The end result of this project is a plugin that compiles Rust code and represents error messages and warnings as annotations. Additionally, it requires some frontend work (preferably for xi-mac in Swift) to display these annotations. Follow-on work could include adding annotations to indicate failed tests and syntax checks/suggestions.
This is a medium difficulty and pretty self-contained project. The main difficulty lies in having to write the plugin in Rust and add support to the core and the mac frontend. There already exist some sample plugins which can be used for reference.
Rust
@dsp
Improve our current set of benchmarks, and ideally work on a tool to handle tracking of performance over time.
Performance is one of our major goals, and performance requires measurement. This project has two components: the first is to improve our current benchmark suite to cover more of the project and to include more 'macro' benchmarks (measures of overall system performance); and the second is to design a small utility that will run this benchmark suite, collect results, and store them for long term tracking and analysis of performance changes.
This project should produce two artifacts: a comprehensive benchmark suite, and a command line tool that runs this suite, collects the results, and stores them in a way that allows comparison over time.
Flexible. Writing additional benchmarks should be a medium difficulty project, but the second part is open ended, with more and less ambitious possible designs.
Rust, Software Engineering, GitHub API
@cmyr
Write a github integration to report the difference in binary size between a PR and the current build.
Binary size is an important metric for us, and it is easy to overlook. It would be nice if we had some sort of github integration (a bot or action or app) that would automatically do a release build of a new PR, and report the difference in binary size between that PR and the current master branch.
There should be a tool available, ideally that would work for any rust project (and potentially any project at all) that would provide this functionality.
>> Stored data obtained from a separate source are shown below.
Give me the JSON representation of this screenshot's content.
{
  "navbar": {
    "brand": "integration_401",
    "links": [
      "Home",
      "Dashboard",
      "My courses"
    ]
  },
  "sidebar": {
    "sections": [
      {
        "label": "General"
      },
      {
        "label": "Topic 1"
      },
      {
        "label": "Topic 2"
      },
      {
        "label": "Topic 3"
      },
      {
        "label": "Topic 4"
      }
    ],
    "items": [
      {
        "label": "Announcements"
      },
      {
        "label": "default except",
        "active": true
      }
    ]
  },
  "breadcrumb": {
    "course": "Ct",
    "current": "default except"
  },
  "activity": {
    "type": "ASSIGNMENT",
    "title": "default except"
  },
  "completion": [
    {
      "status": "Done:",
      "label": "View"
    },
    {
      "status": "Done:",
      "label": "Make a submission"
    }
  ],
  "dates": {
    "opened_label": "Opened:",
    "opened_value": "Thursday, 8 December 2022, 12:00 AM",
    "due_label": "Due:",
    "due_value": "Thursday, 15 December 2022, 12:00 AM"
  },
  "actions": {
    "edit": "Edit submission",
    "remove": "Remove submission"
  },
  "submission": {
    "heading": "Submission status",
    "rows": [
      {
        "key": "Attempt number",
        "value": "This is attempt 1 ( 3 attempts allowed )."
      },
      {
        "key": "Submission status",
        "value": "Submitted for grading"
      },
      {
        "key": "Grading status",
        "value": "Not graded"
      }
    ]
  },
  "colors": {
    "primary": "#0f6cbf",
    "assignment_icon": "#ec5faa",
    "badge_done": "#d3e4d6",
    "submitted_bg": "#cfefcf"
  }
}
Easy/Medium. Building and comparing size should be a fairly trivial problem; the difficult part will be navigating the github API and figuring out the best approach. Additionally, more ambitious goals (such as making it a universal tool) will be more challenging.
Rust, Documentation
@cmyr
We have a rust crate, xi-trace, that collects performance information and writes it in the chrome trace format. This is an excellent tool for measuring and evaluating performance, and it is unfortunate that it is not currently used by more rust projects. Achieving this will mostly be a matter of cleaning up this library, resolving some API concerns, improving documentation, and publishing to crates.io. This is a project of numerous small parts, and will provide a good overview of the nuts and bolts of open source.
The xi-trace crate (potentially renamed) should be available through crates.io, with documentation that explains its use and makes it easy to get started. This release should be shared with the rust community via things like /r/rust and users.rust-lang.org.
Medium
Rust, GPU
@raphlinus
The piet graphics abstraction has Direct2D as a backend on Windows, but lacks a performant backend on other systems. This effort grew out of xi-win, and has the potential to become the basis of a cross-platform text rendering subsystem for xi front-ends including xi-mac (possibly replacing the current text rendering, which is based on OpenGL). A promising approach is a combination of WebRender and PathFinder, but more integration is required. A significant part of the problem is performance evaluation and verifying correct rendering, but a prototype could be built.
The ideal outcome would be a usable GPU-accelerated piet backend, which would be competitive in performance with the existing xi-mac text rendering plane, and could be used for other applications including the fledgling druid UI toolkit.